Shramron le pidió a Gabriel que permaneciera en Israel hasta el día del primer testimonio de Radek, y Gabriel, aunque estaba ansioso por regresar a Venecia, accedió a regañadientes. Estaba alojado en un piso franco cerca de la Puerta de Sión y se despertaba todas las mañanas con las campanadas de las iglesias del barrio armenio. Se sentaba en una sombreada terraza, con vistas a las murallas de la ciudad vieja, y disfrutaba del café mientras leía los periódicos. Seguía el caso Radek con gran interés. Agradecía que fuese el nombre de Shamron y no el suyo el que se vinculara con la captura del criminal de guerra. Gabriel vivía en el extranjero, con una falsa identidad, y no necesitaba que su verdadero nombre apareciera en las primeras planas de los periódicos. Además, después de todo lo que Shamron había hecho por su país, se merecía un último día de gloria.

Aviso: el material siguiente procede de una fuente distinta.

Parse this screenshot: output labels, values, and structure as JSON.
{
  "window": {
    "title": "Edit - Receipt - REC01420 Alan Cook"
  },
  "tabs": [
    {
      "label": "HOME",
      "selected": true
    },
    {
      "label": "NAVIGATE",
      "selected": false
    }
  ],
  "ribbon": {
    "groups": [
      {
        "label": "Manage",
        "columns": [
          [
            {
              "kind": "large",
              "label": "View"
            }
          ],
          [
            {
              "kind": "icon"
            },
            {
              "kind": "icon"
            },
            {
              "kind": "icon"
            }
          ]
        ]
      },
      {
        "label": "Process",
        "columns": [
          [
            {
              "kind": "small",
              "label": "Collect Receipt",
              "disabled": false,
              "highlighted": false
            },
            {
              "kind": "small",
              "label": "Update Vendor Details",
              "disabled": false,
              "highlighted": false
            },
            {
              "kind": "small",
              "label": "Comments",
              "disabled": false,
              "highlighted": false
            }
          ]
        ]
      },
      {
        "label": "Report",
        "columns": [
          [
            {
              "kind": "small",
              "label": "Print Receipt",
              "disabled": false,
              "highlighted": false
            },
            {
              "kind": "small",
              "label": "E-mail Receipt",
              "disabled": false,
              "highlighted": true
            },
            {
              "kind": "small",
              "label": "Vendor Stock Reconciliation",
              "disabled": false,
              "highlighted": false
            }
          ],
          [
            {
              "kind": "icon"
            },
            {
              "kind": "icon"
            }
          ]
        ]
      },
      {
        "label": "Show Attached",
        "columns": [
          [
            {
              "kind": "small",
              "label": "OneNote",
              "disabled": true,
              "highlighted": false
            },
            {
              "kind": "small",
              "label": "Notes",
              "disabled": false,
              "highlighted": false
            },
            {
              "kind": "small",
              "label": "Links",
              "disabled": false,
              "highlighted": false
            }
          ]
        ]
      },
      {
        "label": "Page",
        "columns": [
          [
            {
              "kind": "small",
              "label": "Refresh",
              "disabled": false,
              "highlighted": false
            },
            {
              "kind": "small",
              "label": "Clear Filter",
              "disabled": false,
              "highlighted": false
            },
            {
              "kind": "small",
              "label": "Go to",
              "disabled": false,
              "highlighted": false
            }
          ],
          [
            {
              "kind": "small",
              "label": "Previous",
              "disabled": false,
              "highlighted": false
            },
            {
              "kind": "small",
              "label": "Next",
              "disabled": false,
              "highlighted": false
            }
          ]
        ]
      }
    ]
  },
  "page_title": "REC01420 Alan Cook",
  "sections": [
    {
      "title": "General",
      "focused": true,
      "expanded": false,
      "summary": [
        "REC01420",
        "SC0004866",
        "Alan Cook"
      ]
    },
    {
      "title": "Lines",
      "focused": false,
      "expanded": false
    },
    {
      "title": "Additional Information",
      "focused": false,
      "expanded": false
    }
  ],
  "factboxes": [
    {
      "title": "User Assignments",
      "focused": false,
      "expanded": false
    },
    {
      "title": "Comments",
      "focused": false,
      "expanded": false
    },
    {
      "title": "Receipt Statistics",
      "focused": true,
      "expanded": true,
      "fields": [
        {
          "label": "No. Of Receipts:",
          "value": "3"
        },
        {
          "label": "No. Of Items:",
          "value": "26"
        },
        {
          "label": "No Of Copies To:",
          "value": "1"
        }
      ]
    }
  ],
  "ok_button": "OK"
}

A medida que los días transcurrían lentamente, Gabriel descubrió que Radek le resultaba cada vez más un extraño. Aunque poseía una memoria casi fotográfica, le costaba recordar con claridad el rostro de Radek o el sonido de su voz. Treblinka le parecía algo sacado de una pesadilla. Se preguntó si también habría sido así para su madre. ¿Radek había permanecido en los compartimento s de su memoria como un invitado indeseable, o ella se había forzado a recordarlo para reproducir su imagen en la tela? ¿Había sido así para todos aquellos que se habían cruzado con la encarnación del diablo? Quizá eso explicaba el silencio de todos aquellos que habían sobrevivido. Quizá se habían librado del dolor de los recuerdos como una manera de autoprotección. Había una idea que no dejaba de darle vueltas en la cabeza: si Radek hubiese asesinado a su madre aquel día en Polonia en lugar de asesinar a las otras dos muchachas, él nunca hubiese nacido. Él, también, comenzó a sentirse culpable por haber sobrevivido.